County beekeeper associations across the state have organized hundreds of their members to send letters to state legislators opposing a bill introduced earlier this year by state Rep. Keiko Orrall, R-Lakeville, a participant in the Farm Bureau pollinator meetings. Orrall’s bill, entitled “An Act to Ensure Proper Stewardship of Honeybees by the Commonwealth,” would establish an advisory committee to evaluate the state’s beekeeping regulations and policies. Among other concerns, beekeepers oppose the makeup of the committee, a majority of whose members would not be beekeepers. In addition, the beekeepers that would serve on the committee would be chosen by the state.

The Worcester County Beekeepers Association argues in its statement against the bill that “farmers, who frequently apply pesticides that harm honeybees, should not be tasked with making laws that govern beekeeping and the apiary inspection process. ... This is a conflict of interest.”

The 600-member Worcester County group, founded in 1900, has continuously run its own beekeeping school for 75 years.

“What we need instead,” the group says, “are proper protections in place to prevent others from harming our bees through illegal and improper applications of pesticides.”

Under the federal pollinator strategy, the group says, the U.S. Environmental Protection Agency is rewriting insecticide labels so they only protect bee colonies exposed to pesticides under pollination contracts.

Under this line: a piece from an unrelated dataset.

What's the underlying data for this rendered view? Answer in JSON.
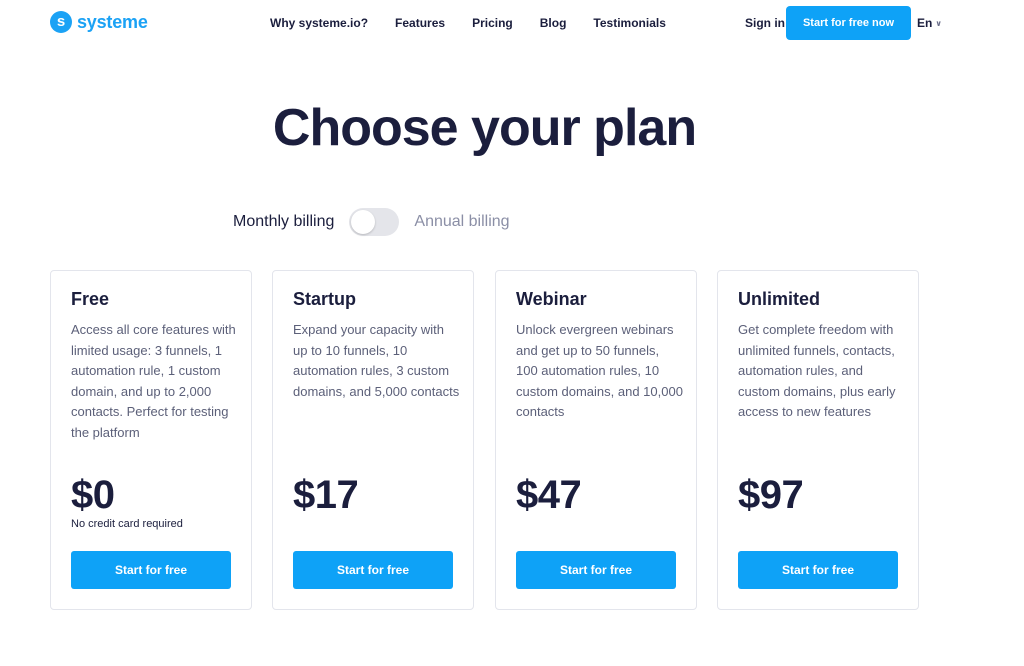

Protections for all other beekeepers will be delegated to the states through their individual pollinator protection plans.


An alternative plan
The July legislative hearing came at a critical time for the beekeepers and helped them coordinate their advocacy.

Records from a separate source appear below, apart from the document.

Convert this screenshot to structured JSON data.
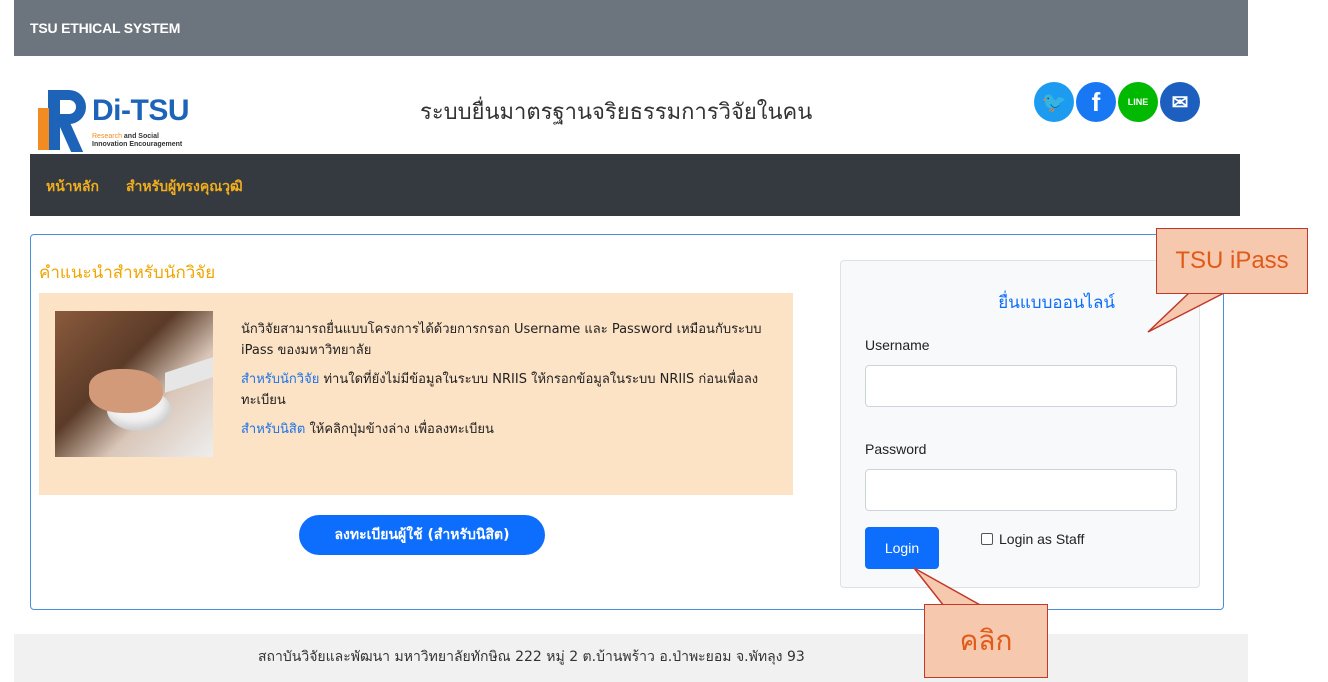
{
  "topbar": {
    "system_name": "TSU ETHICAL SYSTEM"
  },
  "logo": {
    "name_di": "Di",
    "name_dash": "-",
    "name_tsu": "TSU",
    "sub_line1_orange": "Research",
    "sub_line1_rest": " and Social",
    "sub_line2": "Innovation Encouragement"
  },
  "header": {
    "title": "ระบบยื่นมาตรฐานจริยธรรมการวิจัยในคน"
  },
  "socials": [
    {
      "name": "twitter-icon",
      "glyph": "🐦",
      "label": ""
    },
    {
      "name": "facebook-icon",
      "glyph": "f",
      "label": ""
    },
    {
      "name": "line-icon",
      "glyph": "LINE",
      "label": ""
    },
    {
      "name": "mail-icon",
      "glyph": "✉",
      "label": ""
    }
  ],
  "nav": {
    "home": "หน้าหลัก",
    "experts": "สำหรับผู้ทรงคุณวุฒิ"
  },
  "guide": {
    "title": "คำแนะนำสำหรับนักวิจัย",
    "p1": "นักวิจัยสามารถยื่นแบบโครงการได้ด้วยการกรอก Username และ Password เหมือนกับระบบ iPass ของมหาวิทยาลัย",
    "p2_link": "สำหรับนักวิจัย",
    "p2_rest": " ท่านใดที่ยังไม่มีข้อมูลในระบบ NRIIS ให้กรอกข้อมูลในระบบ NRIIS ก่อนเพื่อลงทะเบียน",
    "p3_link": "สำหรับนิสิต",
    "p3_rest": " ให้คลิกปุ่มข้างล่าง เพื่อลงทะเบียน",
    "register_button": "ลงทะเบียนผู้ใช้ (สำหรับนิสิต)"
  },
  "login": {
    "title": "ยื่นแบบออนไลน์",
    "username_label": "Username",
    "username_value": "",
    "password_label": "Password",
    "password_value": "",
    "login_button": "Login",
    "staff_checkbox_label": "Login as Staff",
    "staff_checked": false
  },
  "footer": {
    "text": "สถาบันวิจัยและพัฒนา มหาวิทยาลัยทักษิณ 222 หมู่ 2 ต.บ้านพร้าว อ.ป่าพะยอม จ.พัทลุง 93"
  },
  "annotations": {
    "ipass_callout": "TSU iPass",
    "click_callout": "คลิก"
  }
}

“Many of us from all over the state met at that hearing,” Tabit said. “It was very opportune for us, because we were able to communicate with the different beekeeper organizations.”

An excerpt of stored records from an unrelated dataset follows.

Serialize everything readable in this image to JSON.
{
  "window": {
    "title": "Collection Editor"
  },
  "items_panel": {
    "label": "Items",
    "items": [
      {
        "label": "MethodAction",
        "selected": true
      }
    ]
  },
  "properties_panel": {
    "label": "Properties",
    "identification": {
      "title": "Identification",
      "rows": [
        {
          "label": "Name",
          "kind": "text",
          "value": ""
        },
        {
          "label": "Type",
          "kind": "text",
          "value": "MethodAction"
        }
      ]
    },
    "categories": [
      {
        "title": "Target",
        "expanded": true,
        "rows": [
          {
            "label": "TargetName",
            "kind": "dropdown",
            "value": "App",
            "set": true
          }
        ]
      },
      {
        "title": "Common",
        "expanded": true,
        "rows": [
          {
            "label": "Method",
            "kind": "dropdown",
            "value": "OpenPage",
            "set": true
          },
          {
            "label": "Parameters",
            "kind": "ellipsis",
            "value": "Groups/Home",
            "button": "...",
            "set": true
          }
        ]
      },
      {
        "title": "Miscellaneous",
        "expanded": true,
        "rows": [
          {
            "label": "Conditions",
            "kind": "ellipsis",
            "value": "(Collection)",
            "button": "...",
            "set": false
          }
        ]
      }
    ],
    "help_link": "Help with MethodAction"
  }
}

Going to the hearing gave them a better understanding of what they were up against, she said. It also was energizing. Jumping into action, some beekeepers came together as a working group to draft their response to what they considered the illegitimate Farm Bureau document.

In the space of about 45 days – just ahead of the Sept. 15 deadline for comments -- they produced a detailed six-page pollinator plan of their own and gained support for it from most of the state’s beekeeping groups, including the Massachusetts Beekeepers Association. The eight county beekeeping organizations that signed on to the document have a combined membership of more than 3,000.

In the cover letter that accompanied the alternative plan they produced, the beekeepers explained one of their motivations.

“A review group that largely excludes the stakeholders who keep honey bees, but instead welcomes the stakeholders who make a living applying pesticides, is suspect from the start,” they wrote.

They also described the credentials of contributors to their plan. The group collectively possesses hundreds of years of beekeeping experience. They include presidents of county beekeeping organizations, former state apiary inspectors, a master beekeeper, and both professional and hobby beekeepers. Among them are four published scientific researchers, a former director of mosquito control, a biologist, lawyers, a Harvard public health scientist, and an entomologist with a specialty in pesticide toxicology.

“We worked tirelessly on our framework in that month,” Tabit said. “We knew what we were talking about, and the Farm Bureau did not.”

By the time of the November legislative hearing, Tabit had become more optimistic that the beekeepers’ concerns would be heard and heeded by the state.

Tabit, who testified at the hearing, admitted to getting “choked up a little bit” in recounting her bee losses to the standing-room-only crowd.

Beekeepers from across the state attended to express their opposition to two pending pollinator bills that would create advisory or investigatory bodies on which beekeepers would be in the minority. They also expressed support for a third bill that would limit the use of neonicotinoids to licensed pesticide applicators -- and require applicators to provide advance notice to property owners of the risks these chemicals pose to bees and other pollinators.

“I said Massachusetts is poised to be on the forefront in coming up with a plan that the entire country can look to,” Tabit said.